Are they any closer to stepping back onto the court? That part is not likely. But at least they have taken the next steps in their recovery.
The Magic confirmed Jonathan Isaac will not need surgery to treat the severe knee sprain he suffered Jan. 1. He remains out indefinitely and will be re-evaluated in approximately seven weeks toward the end of February.
There is no guarantee Isaac will return at all this year, although there is still time left in the season should the evaluation go well.
Everyone will have to be patient with Isaac. The Magic are certainly taking the long view with him.
The news is not as good with Al-Farouq Aminu.
Aminu, who had a setback a few weeks ago while recovering from a torn meniscus in his right knee, underwent surgery Tuesday to repair the damage, the Magic announced. He will be re-evaluated in about 12 weeks (around April 1).
That would leave at least the door open that he would return for the final few weeks of the season and the playoffs. But there is no sense in pushing that. Aminu’s season is likely finished.
If it is, it certainly was disappointing for him. He was averaging a career-low 4.3 points per game and shooting 29.1 percent from the floor. He was struggling to get any kind of traction offensively, inexplicably missing a ton of shots right around the basket.
The Magic signed Aminu to a 3-year, $29.2-million contract hoping that his experience as a starter for the Portland Trail Blazers would add some much-needed depth. Defensively he certainly added that. But he always struggled to find his fit with the new group.
After just 18 games, he was still searching for it when the injury struck.

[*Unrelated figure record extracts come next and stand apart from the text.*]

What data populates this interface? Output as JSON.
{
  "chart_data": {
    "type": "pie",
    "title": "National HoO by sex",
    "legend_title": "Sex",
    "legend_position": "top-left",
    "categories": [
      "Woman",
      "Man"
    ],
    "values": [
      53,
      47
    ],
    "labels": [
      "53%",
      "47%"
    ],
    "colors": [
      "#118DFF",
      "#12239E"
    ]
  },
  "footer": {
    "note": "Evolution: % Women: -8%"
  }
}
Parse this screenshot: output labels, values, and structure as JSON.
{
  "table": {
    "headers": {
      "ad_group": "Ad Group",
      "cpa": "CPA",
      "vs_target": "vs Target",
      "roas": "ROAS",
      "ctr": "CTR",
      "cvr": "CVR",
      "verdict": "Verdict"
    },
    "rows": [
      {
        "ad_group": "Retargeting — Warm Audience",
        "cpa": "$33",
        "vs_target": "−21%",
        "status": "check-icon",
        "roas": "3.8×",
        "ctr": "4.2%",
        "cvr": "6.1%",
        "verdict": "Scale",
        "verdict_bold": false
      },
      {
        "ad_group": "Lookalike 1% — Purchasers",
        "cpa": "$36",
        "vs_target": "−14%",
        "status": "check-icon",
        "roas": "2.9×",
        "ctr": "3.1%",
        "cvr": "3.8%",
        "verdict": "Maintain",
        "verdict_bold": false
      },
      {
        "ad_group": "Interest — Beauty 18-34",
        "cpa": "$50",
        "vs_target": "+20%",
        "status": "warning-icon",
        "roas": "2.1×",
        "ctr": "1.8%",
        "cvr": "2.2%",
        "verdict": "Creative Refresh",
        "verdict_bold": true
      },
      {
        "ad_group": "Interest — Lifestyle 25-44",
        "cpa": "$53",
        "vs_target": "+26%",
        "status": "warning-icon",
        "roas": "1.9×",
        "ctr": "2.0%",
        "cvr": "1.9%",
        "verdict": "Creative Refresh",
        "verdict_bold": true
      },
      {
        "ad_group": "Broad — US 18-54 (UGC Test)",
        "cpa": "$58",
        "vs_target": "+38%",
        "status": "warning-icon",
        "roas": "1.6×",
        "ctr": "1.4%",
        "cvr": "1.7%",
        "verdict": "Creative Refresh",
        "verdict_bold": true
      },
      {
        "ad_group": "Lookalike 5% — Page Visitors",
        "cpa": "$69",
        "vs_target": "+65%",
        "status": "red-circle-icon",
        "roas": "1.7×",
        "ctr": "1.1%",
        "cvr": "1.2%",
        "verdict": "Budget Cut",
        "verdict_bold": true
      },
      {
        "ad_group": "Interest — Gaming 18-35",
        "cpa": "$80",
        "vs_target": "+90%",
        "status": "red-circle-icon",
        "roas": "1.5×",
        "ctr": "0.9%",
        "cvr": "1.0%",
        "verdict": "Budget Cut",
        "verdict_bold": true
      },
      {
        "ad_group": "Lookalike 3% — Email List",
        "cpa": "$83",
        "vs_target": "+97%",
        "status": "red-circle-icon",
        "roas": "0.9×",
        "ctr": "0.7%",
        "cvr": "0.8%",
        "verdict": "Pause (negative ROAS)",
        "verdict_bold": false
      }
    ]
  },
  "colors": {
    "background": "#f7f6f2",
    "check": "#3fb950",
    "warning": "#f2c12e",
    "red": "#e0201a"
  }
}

“Obviously he was brought here to be a part of things,” Clifford said before Wednesday’s game against the Washington Wizards. “Very professional, very good player. Unfortunate for him and for us. I think he was in a new place with new teammates and had a very different role here. He was used to starting and was coming off the bench here. I think he was getting more comfortable and finding his way.”
The losses have certainly hit the Magic’s depth even at their strong power forward position.
The team has platooned Khem Birch and Wesley Iwundu to fill the minutes Jonathan Isaac and Al-Farouq Aminu left open. Clifford has inserted whichever player fits the matchup — going with Khem Birch when the opponent starts big and going with Wesley Iwundu when the opponent goes small.
Orlando is still without another key piece to the puzzle.
Michael Carter-Williams is still out with an AC joint sprain in his left shoulder. Steve Clifford said after shootaround Wednesday that Tuesday was the best Michael Carter-Williams had felt in a long time but he was still “not even close” to being ready to play.
The Magic are still putting all the puzzle pieces together in the wake of these major injuries to several rotation players. But they still have found some way to win, going 2-1 since Isaac’s injury (3-1 including the game he got hurt).
“It’s not the way it was drawn up in the summer,” Clifford said before Wednesday’s game against the Wizards. “Khem is not a 4 and neither is Wes. There is no other way to do it. Aaron is going to play a lot at the 4. Those guys are too. We’re just going to have to be able to do it. Is it perfect? Not at all. It’s not at all what you want to do. It’s not ideal. And yet it can be done.”
The Magic, as things stand, have climbed to seventh in the Eastern Conference in the meantime. They, like the injured players, still have a long road ahead of them.